You keep ignoring my question about how the memory was populated. Are you 100% sure that you did a good job there?
 

ycp

Member
Jun 22, 2014
229
17
18
Hello Alex,

Sorry, I don't mean to ignore your question about the memory population, But the motherboard i have is supermicro X11DPH-T. I have installed the memory exactly the way it says to do it in the Manual. Basically the manual says if you have 2 cpus and 8 sticks of memory then populate these slots. Thats exactly the way i have done it so i think i have the memory correctly installed.

I will try the bios option for NUMA.

Now i understand with what you mean by proper scaling. I will try to conduct tests with less cores and then see if it scales.

Thanks for all your help.
 

ycp

Member
Jun 22, 2014
229
17
18
Is the memory actually populated correctly?
Did you disable NUMA?
Have you checked if scaling is even linear up to 24 cores on the single-socket system?
How is performance running on 24 cores of the dual-socket system? Check both running 12 cores each on both CPUs and running all 24 cores of one CPU.

Hey, I tried NUMA, no difference in performance. I checked the windows task manger and changed the cpu view to NUMA nodes but it shows 2 nodes before disabling NUMA and after disabling NUMA. I know for sure i disabled NUMA in the bios but maybe windows doesn't show the changes.


As far as scaling going goes. I wasn't able to test it with disabling cores in the bios because that led to blue screens in windows so it wouldn't boot.
So i ran a few tests using the affinity settings for windows but couldn't come up with any clear conclusion.

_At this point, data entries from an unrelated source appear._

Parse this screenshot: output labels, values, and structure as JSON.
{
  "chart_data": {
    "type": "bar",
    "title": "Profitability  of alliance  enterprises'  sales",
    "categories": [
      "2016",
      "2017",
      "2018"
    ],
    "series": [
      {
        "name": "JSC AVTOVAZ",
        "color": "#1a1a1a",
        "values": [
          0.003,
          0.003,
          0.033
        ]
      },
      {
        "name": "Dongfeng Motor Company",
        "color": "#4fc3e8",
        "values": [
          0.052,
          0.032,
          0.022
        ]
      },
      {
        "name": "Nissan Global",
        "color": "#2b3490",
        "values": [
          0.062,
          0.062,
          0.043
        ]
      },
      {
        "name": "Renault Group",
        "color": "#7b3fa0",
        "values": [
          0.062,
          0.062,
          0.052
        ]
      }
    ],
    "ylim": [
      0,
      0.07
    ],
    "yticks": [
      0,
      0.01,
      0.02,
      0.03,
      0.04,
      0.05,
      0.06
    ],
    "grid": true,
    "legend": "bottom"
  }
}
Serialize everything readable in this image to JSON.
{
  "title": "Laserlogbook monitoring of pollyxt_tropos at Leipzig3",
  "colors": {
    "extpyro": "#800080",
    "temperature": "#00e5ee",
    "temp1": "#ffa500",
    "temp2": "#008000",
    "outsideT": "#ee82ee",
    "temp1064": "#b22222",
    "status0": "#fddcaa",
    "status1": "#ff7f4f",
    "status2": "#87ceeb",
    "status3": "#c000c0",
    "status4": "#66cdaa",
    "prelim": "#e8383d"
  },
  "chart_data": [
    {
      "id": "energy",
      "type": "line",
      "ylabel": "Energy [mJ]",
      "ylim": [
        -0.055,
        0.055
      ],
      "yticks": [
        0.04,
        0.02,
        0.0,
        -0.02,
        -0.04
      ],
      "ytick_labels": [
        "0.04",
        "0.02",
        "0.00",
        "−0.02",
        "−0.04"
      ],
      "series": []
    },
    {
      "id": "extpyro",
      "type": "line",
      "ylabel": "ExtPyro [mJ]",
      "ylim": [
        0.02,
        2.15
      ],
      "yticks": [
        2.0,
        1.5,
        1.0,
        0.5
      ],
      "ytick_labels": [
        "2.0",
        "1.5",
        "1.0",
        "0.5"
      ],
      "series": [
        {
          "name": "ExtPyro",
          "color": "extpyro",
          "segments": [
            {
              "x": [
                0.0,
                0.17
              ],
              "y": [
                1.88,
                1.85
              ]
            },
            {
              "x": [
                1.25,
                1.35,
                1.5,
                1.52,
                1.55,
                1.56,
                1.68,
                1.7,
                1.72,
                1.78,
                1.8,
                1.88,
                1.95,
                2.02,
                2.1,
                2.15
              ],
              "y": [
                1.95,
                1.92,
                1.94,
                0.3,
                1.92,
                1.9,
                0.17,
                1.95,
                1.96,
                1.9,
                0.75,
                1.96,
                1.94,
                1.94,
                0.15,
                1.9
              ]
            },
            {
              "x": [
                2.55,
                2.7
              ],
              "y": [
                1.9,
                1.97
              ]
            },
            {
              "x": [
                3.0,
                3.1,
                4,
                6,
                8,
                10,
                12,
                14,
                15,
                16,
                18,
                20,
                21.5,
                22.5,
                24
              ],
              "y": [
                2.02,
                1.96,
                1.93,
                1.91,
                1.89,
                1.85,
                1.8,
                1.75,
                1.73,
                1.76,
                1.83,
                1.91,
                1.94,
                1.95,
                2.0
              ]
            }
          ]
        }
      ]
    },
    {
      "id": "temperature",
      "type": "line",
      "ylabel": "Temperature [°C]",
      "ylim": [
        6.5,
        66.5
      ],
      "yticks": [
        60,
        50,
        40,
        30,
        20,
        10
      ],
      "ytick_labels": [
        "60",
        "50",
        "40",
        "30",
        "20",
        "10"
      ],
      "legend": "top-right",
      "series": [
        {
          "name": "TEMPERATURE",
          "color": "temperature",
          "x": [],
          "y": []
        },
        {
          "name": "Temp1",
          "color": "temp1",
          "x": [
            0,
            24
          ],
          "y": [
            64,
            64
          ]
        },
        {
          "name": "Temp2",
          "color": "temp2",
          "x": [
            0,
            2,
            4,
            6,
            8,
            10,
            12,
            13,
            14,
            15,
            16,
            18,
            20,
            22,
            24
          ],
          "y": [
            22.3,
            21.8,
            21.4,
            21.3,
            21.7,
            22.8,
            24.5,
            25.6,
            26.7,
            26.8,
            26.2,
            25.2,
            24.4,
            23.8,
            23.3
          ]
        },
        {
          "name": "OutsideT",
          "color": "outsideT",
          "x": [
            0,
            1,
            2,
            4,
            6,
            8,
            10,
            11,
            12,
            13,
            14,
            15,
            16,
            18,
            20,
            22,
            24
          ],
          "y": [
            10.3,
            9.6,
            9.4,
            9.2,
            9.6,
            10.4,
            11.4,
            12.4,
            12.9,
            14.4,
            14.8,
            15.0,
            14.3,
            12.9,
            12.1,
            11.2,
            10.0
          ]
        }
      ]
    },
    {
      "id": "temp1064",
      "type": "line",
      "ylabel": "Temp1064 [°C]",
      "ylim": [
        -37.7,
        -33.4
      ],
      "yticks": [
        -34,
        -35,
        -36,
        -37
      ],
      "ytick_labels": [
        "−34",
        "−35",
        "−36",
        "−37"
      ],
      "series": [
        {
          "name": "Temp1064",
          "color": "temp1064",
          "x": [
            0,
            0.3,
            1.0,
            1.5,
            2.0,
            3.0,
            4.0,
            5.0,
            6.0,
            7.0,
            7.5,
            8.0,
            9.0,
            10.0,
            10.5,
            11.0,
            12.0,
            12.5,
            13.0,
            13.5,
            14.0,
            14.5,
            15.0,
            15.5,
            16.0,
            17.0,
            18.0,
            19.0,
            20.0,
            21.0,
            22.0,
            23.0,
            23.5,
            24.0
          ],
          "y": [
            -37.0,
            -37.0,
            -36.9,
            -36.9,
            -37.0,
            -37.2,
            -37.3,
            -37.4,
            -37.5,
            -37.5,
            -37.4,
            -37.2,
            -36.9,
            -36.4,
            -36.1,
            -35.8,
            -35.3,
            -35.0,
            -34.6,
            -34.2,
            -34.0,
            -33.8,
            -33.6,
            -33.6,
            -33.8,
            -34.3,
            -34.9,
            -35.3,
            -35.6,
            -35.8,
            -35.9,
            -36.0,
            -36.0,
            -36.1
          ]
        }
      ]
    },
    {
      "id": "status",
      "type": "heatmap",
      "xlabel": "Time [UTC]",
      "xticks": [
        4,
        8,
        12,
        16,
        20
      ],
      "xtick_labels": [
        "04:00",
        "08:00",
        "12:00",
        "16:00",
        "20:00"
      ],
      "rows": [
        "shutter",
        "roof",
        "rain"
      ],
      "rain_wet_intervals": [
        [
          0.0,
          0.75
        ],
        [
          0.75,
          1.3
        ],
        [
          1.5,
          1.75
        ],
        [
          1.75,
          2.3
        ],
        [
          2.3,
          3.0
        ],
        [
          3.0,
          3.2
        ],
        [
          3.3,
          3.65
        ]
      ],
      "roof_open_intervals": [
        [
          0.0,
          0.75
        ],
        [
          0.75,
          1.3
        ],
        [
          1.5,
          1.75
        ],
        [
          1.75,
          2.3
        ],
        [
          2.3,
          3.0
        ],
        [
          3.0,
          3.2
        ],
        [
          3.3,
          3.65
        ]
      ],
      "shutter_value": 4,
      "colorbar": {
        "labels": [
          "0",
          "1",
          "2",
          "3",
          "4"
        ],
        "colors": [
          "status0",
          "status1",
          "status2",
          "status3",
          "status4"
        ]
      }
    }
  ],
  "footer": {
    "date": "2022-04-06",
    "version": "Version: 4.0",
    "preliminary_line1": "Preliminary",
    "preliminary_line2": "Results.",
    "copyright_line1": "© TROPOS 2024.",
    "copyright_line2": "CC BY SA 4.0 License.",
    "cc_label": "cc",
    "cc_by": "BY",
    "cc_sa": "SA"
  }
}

Also i use Vray for rendering. They make their own benchmark. After running that benchmark and comparing my results to results from other people with similar hardware, it seems that these new Xeon Scalable cpu's don't scale that well when there are really high core counts in a system.
Other people where close to around 1.7 - 1.8x gains when comparing single socket to dual socket systems with high core counts.
Cpus with less than 20 cores seem to scale well from one socket to 2 sockets so it seems that the software is really not optimized yet for lots of cpu cores.

The link is given below to a searchable database of benchmark results for many different models of cpus
V-Ray Benchmark | Chaos Group

I might be wrong with my analysis but hope someone will let me know if i screwed up.
 

alex_stief

Well-Known Member
May 31, 2016
884
312
63
38
Scaling analysis is usually done on the software level because it is much more convenient.
i.e. leaving all cores active, but restricting the amount of cores used directly in the software.
Edit: Windows shouldn't show two NUMA nodes with NUMA disabled. No idea what went wrong there.